Genus of 'dry nosed' primates

Teilhardina (/taihɑːrˈdiːnə/, teye-har-DEE-nuh) is an extinct marmoset-like omomyid primate that lived in Europe, North America and Asia during the Early Eocene epoch, about 56 to 47 million years ago. The paleontologist George Gaylord Simpson named it after the French paleontologist, Jesuit and philosopher Teilhard de Chardin.

==Paleobiology==

Restoration

Carbon isotope excursion suggests that the Asian Teilhardina asiatica is the oldest member of the genus; the youngest is the North American Teilhardina brandti. However finds in Wyoming suggest Teilhardina may have originated in North America.

There are four hypotheses that have been proposed to try and explain the geographic distribution:

1. Africa was the origination of the primates and then they dispersed to Europe, Greenland and finally North America.
2. Primates originated in North America then dispersed to Asia through the Bering route and later passed through Greenland to finally reach Europe.
3. Primates originated in Asia or Africa and dispersed through North America and finally reaching western Europe.
4. Asia was the primate’s origination, they then dispersed eastward towards North America and westward to Europe.

At one point a hypothesis arose that the primates may have originated in India prior to the plate collision with Asia near the Paleocene–Eocene boundary and they spread into Asia afterwards.

These hypotheses were re-evaluated using new morphological evidence and earliest records of Teilhardina species from the continents concerned. The researchers concluded that none of the hypotheses fit the pattern that had emerged from their studies.
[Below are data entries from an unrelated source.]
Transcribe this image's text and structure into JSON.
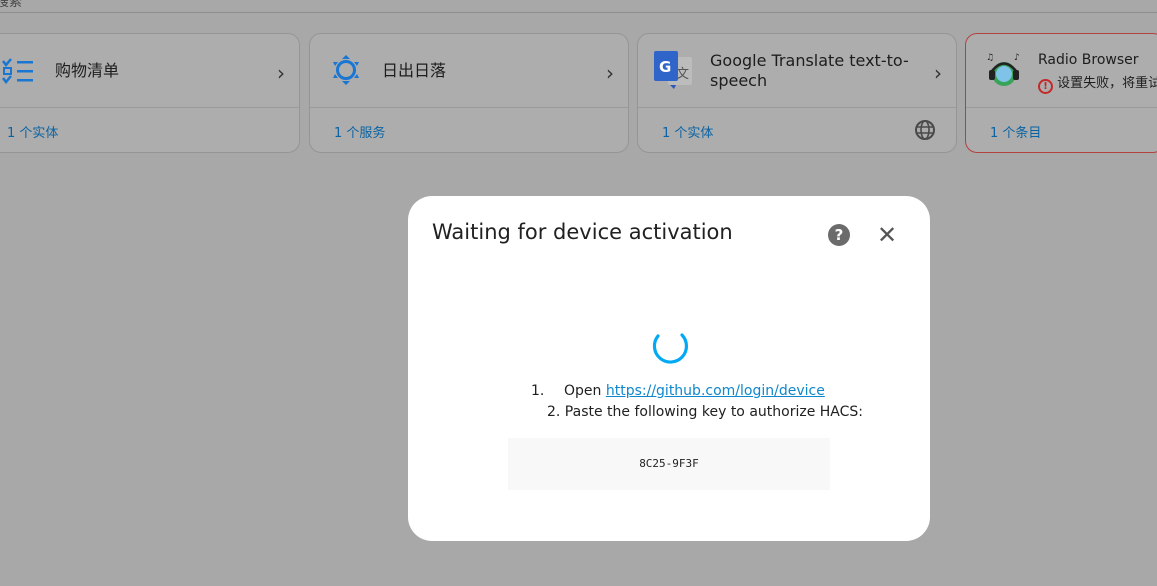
{
  "top_fragment": "搜索",
  "cards": [
    {
      "title": "购物清单",
      "footer": "1 个实体"
    },
    {
      "title": "日出日落",
      "footer": "1 个服务"
    },
    {
      "title": "Google Translate text-to-speech",
      "footer": "1 个实体"
    },
    {
      "title": "Radio Browser",
      "error": "设置失败，将重试",
      "footer": "1 个条目"
    }
  ],
  "dialog": {
    "title": "Waiting for device activation",
    "step1_number": "1.",
    "step1_text": "Open",
    "step1_link": "https://github.com/login/device",
    "step2_text": "2. Paste the following key to authorize HACS:",
    "code": "8C25-9F3F"
  },
  "colors": {
    "overlay": "#a8a8a8",
    "link": "#0e87cc",
    "spinner": "#03a9f4",
    "error": "#db4437"
  }
}
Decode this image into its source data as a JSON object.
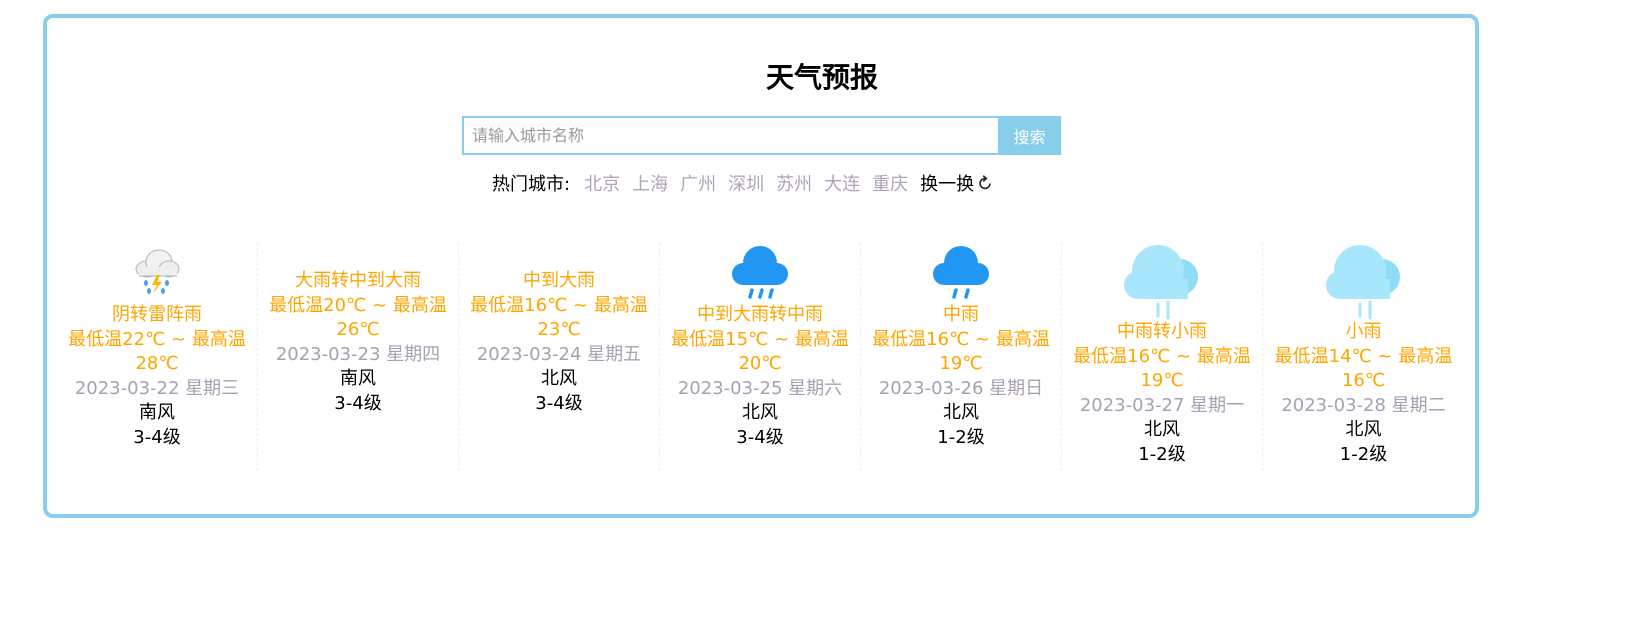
{
  "title": "天气预报",
  "search": {
    "placeholder": "请输入城市名称",
    "button_label": "搜索"
  },
  "hot_cities": {
    "label": "热门城市:",
    "cities": [
      "北京",
      "上海",
      "广州",
      "深圳",
      "苏州",
      "大连",
      "重庆"
    ],
    "refresh_label": "换一换"
  },
  "colors": {
    "border": "#87ceeb",
    "accent_orange": "#ffa500",
    "muted": "#a89fb2"
  },
  "forecast": [
    {
      "icon": "thunder-shower-icon",
      "weather": "阴转雷阵雨",
      "temp_line1": "最低温22℃ ~ 最高温",
      "temp_line2": "28℃",
      "date": "2023-03-22 星期三",
      "wind_dir": "南风",
      "wind_level": "3-4级"
    },
    {
      "icon": "",
      "weather": "大雨转中到大雨",
      "temp_line1": "最低温20℃ ~ 最高温",
      "temp_line2": "26℃",
      "date": "2023-03-23 星期四",
      "wind_dir": "南风",
      "wind_level": "3-4级"
    },
    {
      "icon": "",
      "weather": "中到大雨",
      "temp_line1": "最低温16℃ ~ 最高温",
      "temp_line2": "23℃",
      "date": "2023-03-24 星期五",
      "wind_dir": "北风",
      "wind_level": "3-4级"
    },
    {
      "icon": "moderate-rain-icon",
      "weather": "中到大雨转中雨",
      "temp_line1": "最低温15℃ ~ 最高温",
      "temp_line2": "20℃",
      "date": "2023-03-25 星期六",
      "wind_dir": "北风",
      "wind_level": "3-4级"
    },
    {
      "icon": "moderate-rain-icon",
      "weather": "中雨",
      "temp_line1": "最低温16℃ ~ 最高温",
      "temp_line2": "19℃",
      "date": "2023-03-26 星期日",
      "wind_dir": "北风",
      "wind_level": "1-2级"
    },
    {
      "icon": "light-rain-icon",
      "weather": "中雨转小雨",
      "temp_line1": "最低温16℃ ~ 最高温",
      "temp_line2": "19℃",
      "date": "2023-03-27 星期一",
      "wind_dir": "北风",
      "wind_level": "1-2级"
    },
    {
      "icon": "light-rain-icon",
      "weather": "小雨",
      "temp_line1": "最低温14℃ ~ 最高温",
      "temp_line2": "16℃",
      "date": "2023-03-28 星期二",
      "wind_dir": "北风",
      "wind_level": "1-2级"
    }
  ]
}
It is now believed that at the beginning of the Paleocene–Eocene Thermal Maximum Teilhardina dispersed from east to west. The earliest primates migrated across the Turgai Straits from South Asia to Europe, finally dispersing to North America through Greenland.

==Taxonomy==
Although Teilhardina has been usually assigned to Omomyidae, it has also been recovered as polyphyletic, with T. belgica and T. asiatica nested as the basalmost haplorrhines, and others being recovered as anaptomorphine omomyids (and thus more closely related to tarsiers than to simians). T. crassidens has been referred to the genus Baataromomys, but has also been assigned to the new genus Bownomomys along with T. americana.

==Species==
Teilhardina magnoliana is the earliest known North American primate; its fossil was first discovered in the US state of Mississippi. It was a tree-dwelling fur-covered tiny creature with a long, slender tail; the tail was significantly longer than the body.

The discoverer, K. Christopher Beard of the Carnegie Museum of Natural History (Pittsburgh, Pennsylvania), posited that Teilhardina magnolianas ancestors crossed the land bridge from Siberia to the Americas, possibly more than 55.8 million years ago, although the age of the discovered fossil is a matter of disagreement. The animal weighed approximately 1 oz.